I GIVE THANKS FOR GOOD MENTAL HEALTH
We all are in a state of mental health but are we mentally healthy? Thankfully, from a personal perspective, I seem to have departed from years of predominantly depressive over & undertones to generally being very upbeat. When things do upset me I have managed to nip my feelings in the bud by refusing them too much headroom. This is not an easy practice and something I have been practising regularly for the last few years. We cannot eliminate our feelings and need them to some extent, so the best thing is to acknowledge them all- anxiety, anger or betrayal; in fact, we need to look at the causes of these feelings and see if there are any possible actions we can take to improve the situation. In addition to the things we can do, one important action could be the decision to do nothing and this should be employed when a situation that affects you directly is beyond your control. Suppose you dislike tattoos and your teenager comes home with a nightmare of a tattoo? The way you react depends upon your emotional state. If you are a confident person you would probably acknowledge that there is nothing you can do about the situation however you are free to have your say. Sometimes the less emotion you show, the better- when verbal fireworks are set off everyone feels bad except the teenager who may be left in their element!
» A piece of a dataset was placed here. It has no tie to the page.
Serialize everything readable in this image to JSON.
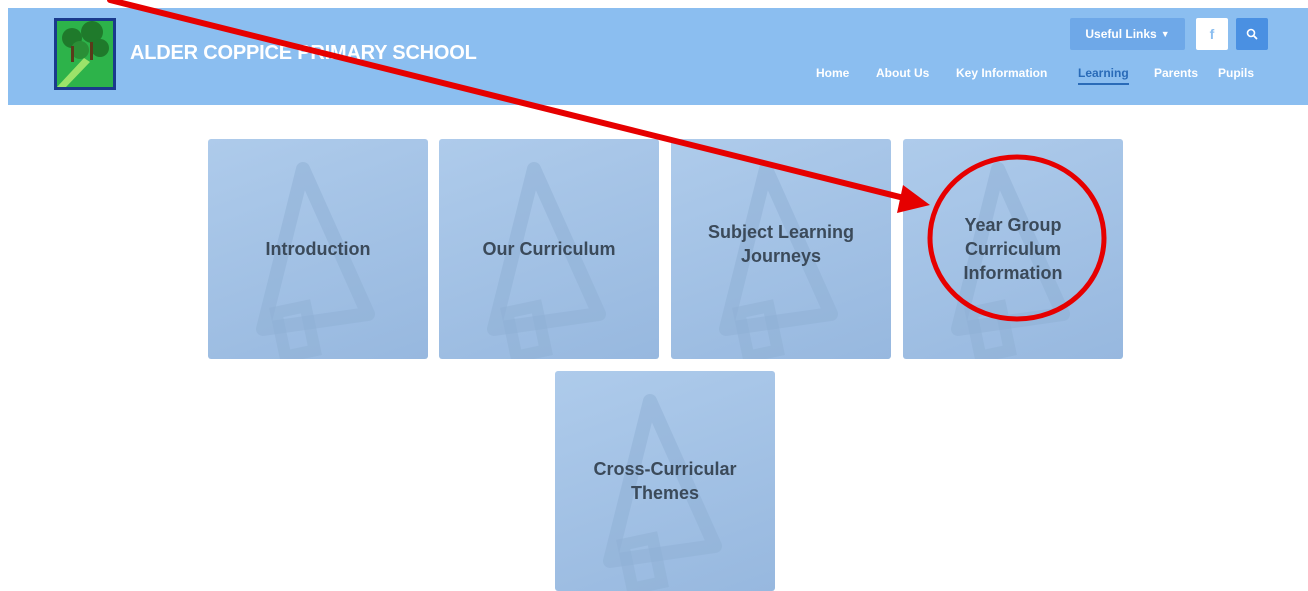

I have heard that it was recently National Suicide Prevention week in America. A very serious matter and whereas some of us have felt suicidal at times most of us do not follow through. Suicidal feelings often result from a sense of powerlessness regardless of the situation that led to those feelings. A suicidal person is focused on everything that they view as bad in their lives to the point whereby they do not wish to continue. A great mental people suffer with recognised mental conditions which may benefit from treatment, but even more of us go through dark periods.The problem is, when you feel bad and allow bad feelings to grow they turn into despair. Usually people who become trapped these feelings have low self-esteem and may not even see the point of trying ways to lift their spirit. Depression really can take over if it is given free reign. At this point in my life I can understand the chain reaction- cause and effect, however was not familiar with it back then. The knowledge that we really are in control of our minds and can train them is fairly new to me. I have learnt that if we increase our practice of ‘mindfulness’ we create space for ideas to form- solutions to our problems. Clearing the mind prevents mind chatter and when we really focus on positive ideas our outlook will change for the better.
I think it would help if we were all more observant within our own families and friendships. When life is busy it becomes easy to overlook what is under our noses, especially if people just say they are fine. If you speak with people and listen properly you may be able to tune into their moods sooner and help them look at their worries before they become over-whelmed. Being over-burdened is one factor that can lead to suicide. Feeling that nobody loves you or cares about you feeds into that mindset and unfortunately people tend to look at the evidence that backs their point of view. Love is not easy to define or easy to express, especially when we see people every day. We try to remember to tell people that we love them- some people consider this un-necessary because they believe their actions demonstrate love. Ideally the two go together as we should naturally choose to do loving things for those we care about. If we identify someone we know to be depressed, low etc maybe we can try showing appreciation for some of the things they do or say. If we truly feel valued we begin to value ourselves and believe we have purpose. A sense of uselessness and lack of purpose contribiute towards a poor mental state, possibly endorsing the decision to commit suicide.
There will always be people who appear outwardly happy whilst internalising pain, the true masters of disguise, and this discovery is a tremendous shock to all who know that person. We don’t always see the breakdown coming and certainly should never blame ourselves as we do not control others. People have choices and one choice is not allowing circumstances to dictate our behaviour. This is a very strong message that I have been hearing of late and definitely on point. We need to take action and can change our circumstances through a little creative thinking, applying gut determination. This might mean moving up- in my case it meant moving out! The question is, ‘is the unknown likely to be worse than the known?’ My answer is that it will be different.
Good mental health needs to be nurtured just as much as physical health. Having an 'attitude of gratitude' is recognised as an essential factor contributing to excellent mental health. Allow time to really look at life, gather your thoughts, see how different words, situations, relationships affect you. Once you have some understanding you can make predictions and follow through with actions. We all know that if we do the same thing we get the same results- that’s not just theory, it’s virtually scientific! If you want good mental health make changes that will help sustain great feelings and generate success in all areas of your life.